50 ou 55 %

2006 textes seuls

Éditorial - La décision de la France et de l'Union européenne de fixer à 55 % le seuil de l'appui populaire exigé des Monténégrins pour mettre fin à leur union avec la Serbie créera-t-elle un nouveau standard qui pourrait s'appliquer lors du prochain référendum sur la souveraineté du Québec? Non, répondent en choeur les politiciens québécois, ce qui ne lève cependant pas tous les doutes.
Ce seuil de 55 % exigé des Monténégrins, qui tiendront un référendum le 21 mai prochain, a étonné le Québec politique, tout particulièrement les souverainistes, attentifs à tout ce qui pourrait modifier les règles du jeu référendaire. L'étonnement est venu du fait qu'il n'y a jamais eu, dans les pays de l'Union européenne (UE), d'autre règle que celle de la majorité absolue, celle des 50 % plus une voix, lors des référendums successifs tenus pour approuver les divers traités de cette union.
Pourquoi donc ce revirement, si ce n'est que l'UE s'est laissé guider par ses intérêts, faisant du Monténégro un cas d'espèce ? La rupture de l'union de la Serbie et du Monténégro pourrait mettre en cause le fragile équilibre qui s'est installé dans les Balkans au cours des dernières années. Après le Monténégro, ce pourrait être le Kosovo. Et comme le Monténégro veut en bout de piste adhérer à l'Europe, celle-ci s'est crue autorisée à lui imposer des règles perçues comme étant injustes par les Monténégrins.
Le comportement de l'UE fait penser à l'attitude adoptée après le référendum de 1995 par le gouvernement canadien, qui avait fixé dans la Loi sur la clarté les règles du jeu en vue d'un prochain référendum. Dans un esprit de défense de ses intérêts, Ottawa s'était alors réservé le droit de juger a posteriori de la validité d'une victoire de la souveraineté sur la base d'un ensemble d'éléments, dont la clarté de la question. La loi ne fixe pas de seuil pour ce qui est de la majorité à atteindre, mais celle-ci devra être supérieure à 50 % des voix. Combien, exactement ? Cela, on ne le dira qu'après le référendum.
Les partis politiques québécois, fédéralistes comme souverainistes, estiment a contrario que la seule règle qui vaille est celle de la majorité absolue. On tient à cette règle car c'est la seule qui a toujours été appliquée au Canada. Ce fut le cas pour l'entrée de Terre-Neuve dans la fédération canadienne et lors du référendum sur l'accord de Charlottetown en 1992. Sauf de rares exceptions, elle s'est appliquée universellement dans tous les référendums portant sur la sécession de parties de pays ou l'adhésion de pays à de plus grands ensembles.
Ce débat ne manquera pas de resurgir si la perspective de la tenue d'un autre référendum sur la souveraineté se confirme.

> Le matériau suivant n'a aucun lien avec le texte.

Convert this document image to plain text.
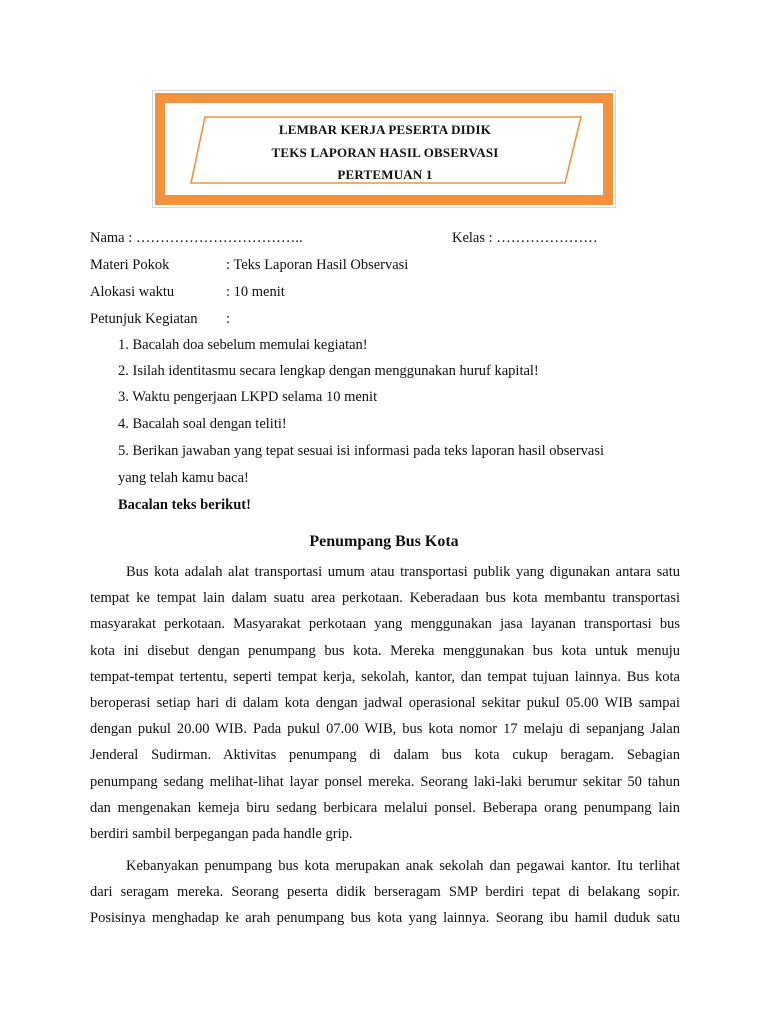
LEMBAR KERJA PESERTA DIDIK
TEKS LAPORAN HASIL OBSERVASI
PERTEMUAN 1
Nama : ……………………………..	Kelas : …………………
Materi Pokok	: Teks Laporan Hasil Observasi
Alokasi waktu	: 10 menit
Petunjuk Kegiatan :
1. Bacalah doa sebelum memulai kegiatan!
2. Isilah identitasmu secara lengkap dengan menggunakan huruf kapital!
3. Waktu pengerjaan LKPD selama 10 menit
4. Bacalah soal dengan teliti!
5. Berikan jawaban yang tepat sesuai isi informasi pada teks laporan hasil observasi
yang telah kamu baca!
Bacalan teks berikut!
Penumpang Bus Kota
Bus kota adalah alat transportasi umum atau transportasi publik yang digunakan antara satu
tempat ke tempat lain dalam suatu area perkotaan. Keberadaan bus kota membantu transportasi
masyarakat perkotaan. Masyarakat perkotaan yang menggunakan jasa layanan transportasi bus
kota ini disebut dengan penumpang bus kota. Mereka menggunakan bus kota untuk menuju
tempat-tempat tertentu, seperti tempat kerja, sekolah, kantor, dan tempat tujuan lainnya. Bus kota
beroperasi setiap hari di dalam kota dengan jadwal operasional sekitar pukul 05.00 WIB sampai
dengan pukul 20.00 WIB. Pada pukul 07.00 WIB, bus kota nomor 17 melaju di sepanjang Jalan
Jenderal Sudirman. Aktivitas penumpang di dalam bus kota cukup beragam. Sebagian
penumpang sedang melihat-lihat layar ponsel mereka. Seorang laki-laki berumur sekitar 50 tahun
dan mengenakan kemeja biru sedang berbicara melalui ponsel. Beberapa orang penumpang lain
berdiri sambil berpegangan pada handle grip.
Kebanyakan penumpang bus kota merupakan anak sekolah dan pegawai kantor. Itu terlihat
dari seragam mereka. Seorang peserta didik berseragam SMP berdiri tepat di belakang sopir.
Posisinya menghadap ke arah penumpang bus kota yang lainnya. Seorang ibu hamil duduk satu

Nul doute que les tenants d'une majorité qualifiée invoqueront alors l'exemple monténégrin pour exiger que le seuil soit fixé à 55 %, voire plus. On prétendra vouloir éviter la crise politique que créerait une victoire du camp souverainiste obtenue avec juste un peu plus de 50 % des voix. Sauf que, peu importe le seuil fixé, il y aura toujours une part d'arbitraire. Ce n'est pas sans raison qu'Ottawa se garde de fixer un seuil, sachant que le pays serait aussi plongé dans une crise s'il ne manquait que quelques milliers de voix à la souveraineté pour atteindre un seuil de 55 % d'appui.
Les porte-parole de tous les partis politiques québécois réitéraient cette semaine leur appui à la règle de la majorité absolue. C'est la plus simple et la plus claire. Pour eux, cela va sans dire. Peut-être vaudrait-il toutefois mieux de le dire clairement et d'adopter une résolution unanime de l'Assemblée nationale, comme le suggèrent certains constitutionnalistes. Cela lèverait toutes les ambiguïtés que comporte la démarche d'Ottawa et enverrait un message clair à la communauté internationale. À charge toutefois pour les souverainistes de rechercher, le moment venu, une majorité convaincante.